Pentester worden: hoe doe ik dat?

As companies of all sizes increasingly encounter Cybercrime, penetration testing (pentesting) is increasingly important. After all, discovering vulnerabilities so security teams can be prepared for attacks is invaluable. But how can people interested in pentesting enter the field and really make a difference in digital security? We visited Ruben Homs, one of our pentesters, with some frequently asked questions to find the answers.

Where should I start to become a pentester?

This is a question Ruben encounters regularly; after all, building the basics is not exactly cut-and-dried. Ruben recommends participating in various learning programs to become a student (again) in a sense, regardless of background and degrees. After all, the technologies and risks involved in Cybersecurity are endless. This means that anyone determined enough to do the necessary research can make the switch to pentesting.

Spartel offers a number of bootcamps to teach new skills to security professionals of all levels. Other organizations such as Hack the Box and Google Gruyere offer opportunities to learn and develop new skills. For demonstrable knowledge and expertise, accreditation is also very valuable; consider the Offensive Security Certified Professional (OSCP) certificate offered by several institutions in the Netherlands.

There are more and more programs for high school and university students that allow them to learn more about Cybersecurity and pentesting. A good example is the Associate Degree Cyber Security at the Hogeschool van Amsterdam, which provides a hands-on starting point for future Cyber specialists. The Cyber Security seminar provided by Radboud University, which highlights various pentesting techniques, is also an interesting entry point for future pentesters.

How can I further develop my skills?

Once you've entered the field of pentesting, there are several ways to keep your skills sharp. For example, it's always a good idea to learn new programming languages. Although there is no "most important programming language," Ruben recommends scripting languages like Python because knowing them makes it easier to create tools for pentesting on the fly. It's never a bad idea to know as many programming languages as possible, because it covers both reviewing existing programs and building new ones. Knowledge of HTML, Javascript and PHP can also be very valuable, as it is a common programming language and offers many opportunities for further learning experiences.

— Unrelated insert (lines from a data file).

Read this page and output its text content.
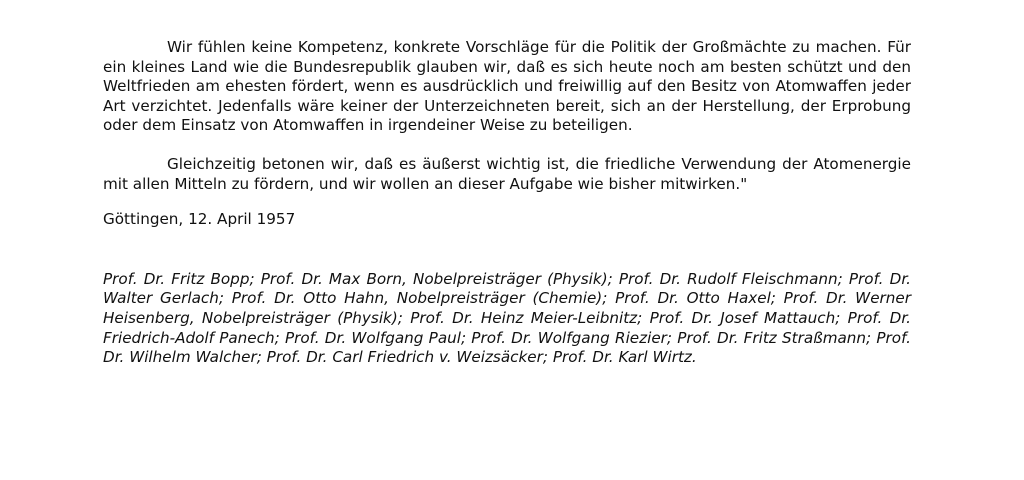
Wir fühlen keine Kompetenz, konkrete Vorschläge für die Politik der Großmächte zu machen. Für ein kleines Land wie die Bundesrepublik glauben wir, daß es sich heute noch am besten schützt und den Weltfrieden am ehesten fördert, wenn es ausdrücklich und freiwillig auf den Besitz von Atomwaffen jeder Art verzichtet. Jedenfalls wäre keiner der Unterzeichneten bereit, sich an der Herstellung, der Erprobung oder dem Einsatz von Atomwaffen in irgendeiner Weise zu beteiligen.

Gleichzeitig betonen wir, daß es äußerst wichtig ist, die friedliche Verwendung der Atomenergie mit allen Mitteln zu fördern, und wir wollen an dieser Aufgabe wie bisher mitwirken."

Göttingen, 12. April 1957

Prof. Dr. Fritz Bopp; Prof. Dr. Max Born, Nobelpreisträger (Physik); Prof. Dr. Rudolf Fleischmann; Prof. Dr. Walter Gerlach; Prof. Dr. Otto Hahn, Nobelpreisträger (Chemie); Prof. Dr. Otto Haxel; Prof. Dr. Werner Heisenberg, Nobelpreisträger (Physik); Prof. Dr. Heinz Meier-Leibnitz; Prof. Dr. Josef Mattauch; Prof. Dr. Friedrich-Adolf Panech; Prof. Dr. Wolfgang Paul; Prof. Dr. Wolfgang Riezier; Prof. Dr. Fritz Straßmann; Prof. Dr. Wilhelm Walcher; Prof. Dr. Carl Friedrich v. Weizsäcker; Prof. Dr. Karl Wirtz.
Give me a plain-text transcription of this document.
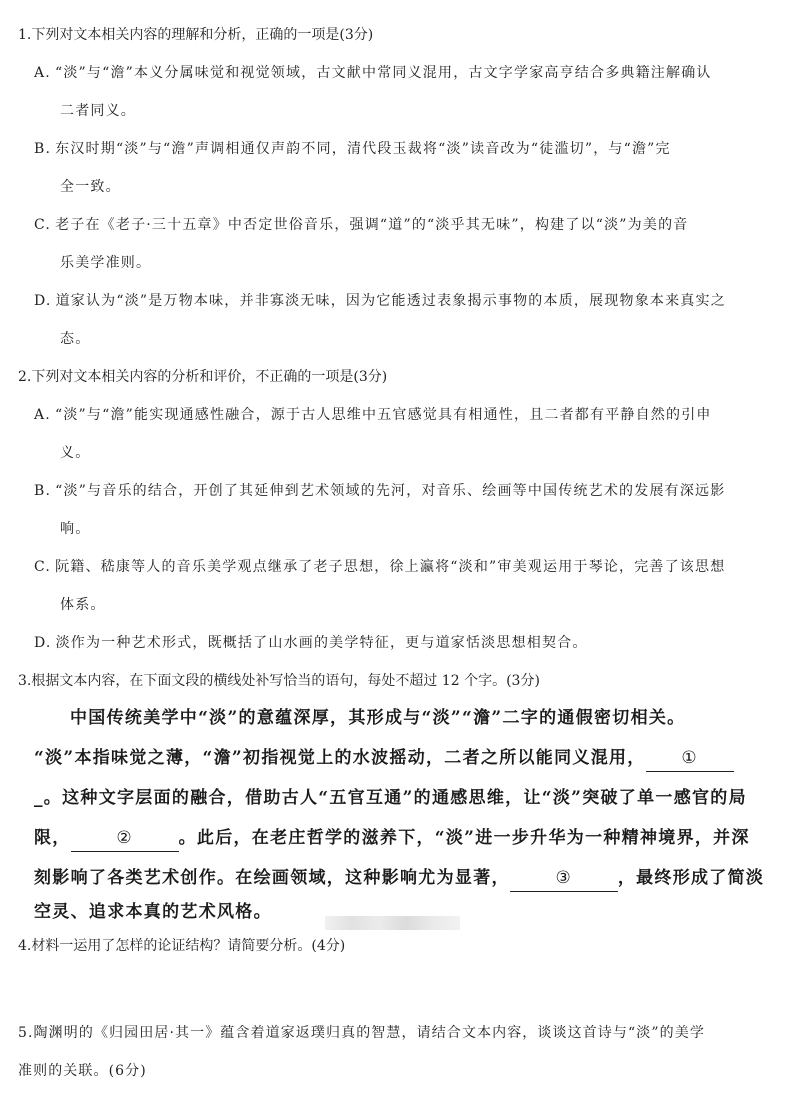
1.下列对文本相关内容的理解和分析，正确的一项是(3分)
A. “淡”与“澹”本义分属味觉和视觉领域，古文献中常同义混用，古文字学家高亨结合多典籍注解确认
二者同义。
B. 东汉时期“淡”与“澹”声调相通仅声韵不同，清代段玉裁将“淡”读音改为“徒滥切”，与“澹”完
全一致。
C. 老子在《老子·三十五章》中否定世俗音乐，强调“道”的“淡乎其无味”，构建了以“淡”为美的音
乐美学准则。
D. 道家认为“淡”是万物本味，并非寡淡无味，因为它能透过表象揭示事物的本质，展现物象本来真实之
态。
2.下列对文本相关内容的分析和评价，不正确的一项是(3分)
A. “淡”与“澹”能实现通感性融合，源于古人思维中五官感觉具有相通性，且二者都有平静自然的引申
义。
B. “淡”与音乐的结合，开创了其延伸到艺术领域的先河，对音乐、绘画等中国传统艺术的发展有深远影
响。
C. 阮籍、嵇康等人的音乐美学观点继承了老子思想，徐上瀛将“淡和”审美观运用于琴论，完善了该思想
体系。
D. 淡作为一种艺术形式，既概括了山水画的美学特征，更与道家恬淡思想相契合。
3.根据文本内容，在下面文段的横线处补写恰当的语句，每处不超过 12 个字。(3分)
中国传统美学中“淡”的意蕴深厚，其形成与“淡”“澹”二字的通假密切相关。
“淡”本指味觉之薄，“澹”初指视觉上的水波摇动，二者之所以能同义混用， ①
_。这种文字层面的融合，借助古人“五官互通”的通感思维，让“淡”突破了单一感官的局
限，	②	。此后，在老庄哲学的滋养下，“淡”进一步升华为一种精神境界，并深
刻影响了各类艺术创作。在绘画领域，这种影响尤为显著，	③	，最终形成了简淡
空灵、追求本真的艺术风格。
4.材料一运用了怎样的论证结构？请简要分析。(4分)
5.陶渊明的《归园田居·其一》蕴含着道家返璞归真的智慧，请结合文本内容，谈谈这首诗与“淡”的美学
准则的关联。(6分)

Participating in Capture-The-Flag competitions is a practical way to gain new knowledge and experience. In a CTF challenge, you must penetrate an insecure system that has been intentionally made vulnerable. A true pen test, however, involves testing a complex system that is usually protected by a team of security specialists (blue team). The practical difference between these? There are rules and restrictions on what pentesters are allowed to attack, followed by many whys and hows. These are known as the "Rules of Engagement. This means that someone who simply wants to gain practical experience is not allowed to simply perform a "real" pen test on any system.

The characteristics of a Cyber Specialist

Collaboration is in the nature of the Cybersecurity community, which makes it easier to continually improve. Indeed, open source tools and important Cybersecurity-related documentation abound. For example, the INFOSEC community is a popular source for finding new tools and perspectives. This means that good research skills are extremely important for a pentester who wants to keep improving; the knowledge is there, but the challenge lies in finding it.

Technical skills, by the way, are not the only indicators of success for someone who wants to be a pentester. In fact, Ruben emphasizes that personal skills also play a big role. An important example of this is determination to keep going despite adversity. However, a pentester must also be willing to ask for help when needed. Finally, adaptability and the ability to learn on-the-fly are great skills for a pentester. Of course, these are skills that can be learned and improved in practice.